Market participants have confirmed in recent weeks that steel pricing has started to erode amid short mill lead times and a slow recovery in steel demand (amm.com, Jan. 9).
"I think prices have softened recently, but I think that trend will be short-lived," one buyer said. "We may be at the end of it. My personal view is that things should turn around and head back up, but in a very slow and gradual way.
"Business is funny right now," a second buyer said. "My sense is that people that still have inventory are trying to play the waiting game ... (and) wait another week to see if the pricing will come off."

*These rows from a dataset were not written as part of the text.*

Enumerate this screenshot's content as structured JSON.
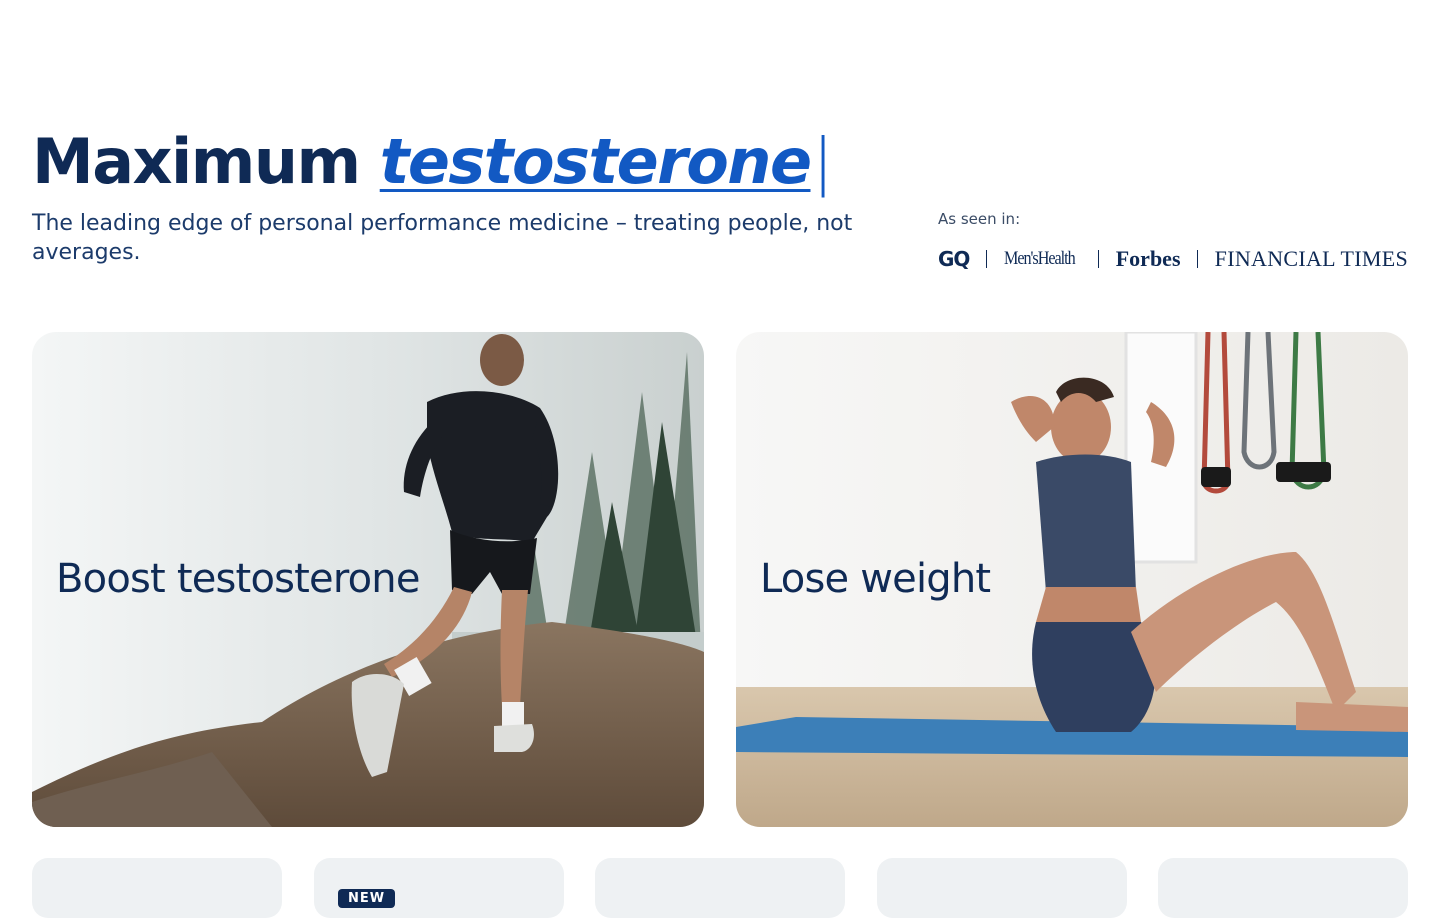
{
  "hero": {
    "headline_prefix": "Maximum",
    "headline_accent": "testosterone",
    "cursor": "|",
    "subline": "The leading edge of personal performance medicine – treating people, not averages."
  },
  "press": {
    "label": "As seen in:",
    "logos": [
      "GQ",
      "Men'sHealth",
      "Forbes",
      "FINANCIAL TIMES"
    ]
  },
  "cards": [
    {
      "title": "Boost testosterone",
      "image": "man-running-on-misty-trail-photo"
    },
    {
      "title": "Lose weight",
      "image": "woman-doing-sit-ups-on-mat-photo"
    }
  ],
  "tiles": {
    "new_badge": "NEW"
  },
  "colors": {
    "navy": "#0f2a55",
    "accent_blue": "#1259c3",
    "tile_bg": "#eef1f3"
  }
}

Buyers contacted by AMM this week said they have received multiple calls from domestic mill sales representatives eager for new orders. With a lull in the market, however, buyers are only willing to purchase what is absolutely necessary.
"Were getting lots of calls (from the mills). There are a couple of mills that are really hungry," the first buyer said. "However, demand is just steady compared to the last few months. Nothing is taking off or improving. Its not greatly declining, either. I think everyone is just in status quo and holding on to what they have."
Rumors of price increases have been circulating since the start of the year, but market sources said that a price increase would be difficult to pull off.
"There are rumors of price increases, and at the same time all the prices are going down. Who do you believe? Everyone is a nice person at some point, but the answer is, I dont know," a third buyer said. "I think that there has to be a bottom shortly."
Michelle Applebaum, managing partner at Chicago-based Steel Market Intelligence, said in a research note this week that domestic sheet price hikes are likely in the aftermath of the fiscal cliff resolution as well as the holiday-related lull. "With domestic prices at a normal equilibrium relative to soon-to-be-rising foreign prices, the likelihood is strong that we will see further sheet price hikes shortly," she said.
But with short lead times and lackluster demand, a price increase attempt likely would be ineffective, a third buyer said. "Most of the optimism is all in conversation. The hardcore fact is things are lousy. I think wed be very, very fortunate if things turn around before the end of the second quarter."
Buyers believe the future may be a waiting game. "People arent thinking about buying steel right now. I think that mindset will change in the next couple of weeks," a fourth buyer said. "The mills are patiently waiting on the sidelines, and were also in a wait-and-see kind of approach."
SteelBenchmarkers latest report, released Jan. 16, pegged U.S. hot-rolled band at $689 per tonne ($625 per net ton), down 1.9 percent from $702 per tonne ($636 per net ton) three weeks earlier, while cold-rolled was put at $805 per tonne ($730 per net ton), down 1.1 percent from $814 per tonne ($738 per net ton) in the same comparison.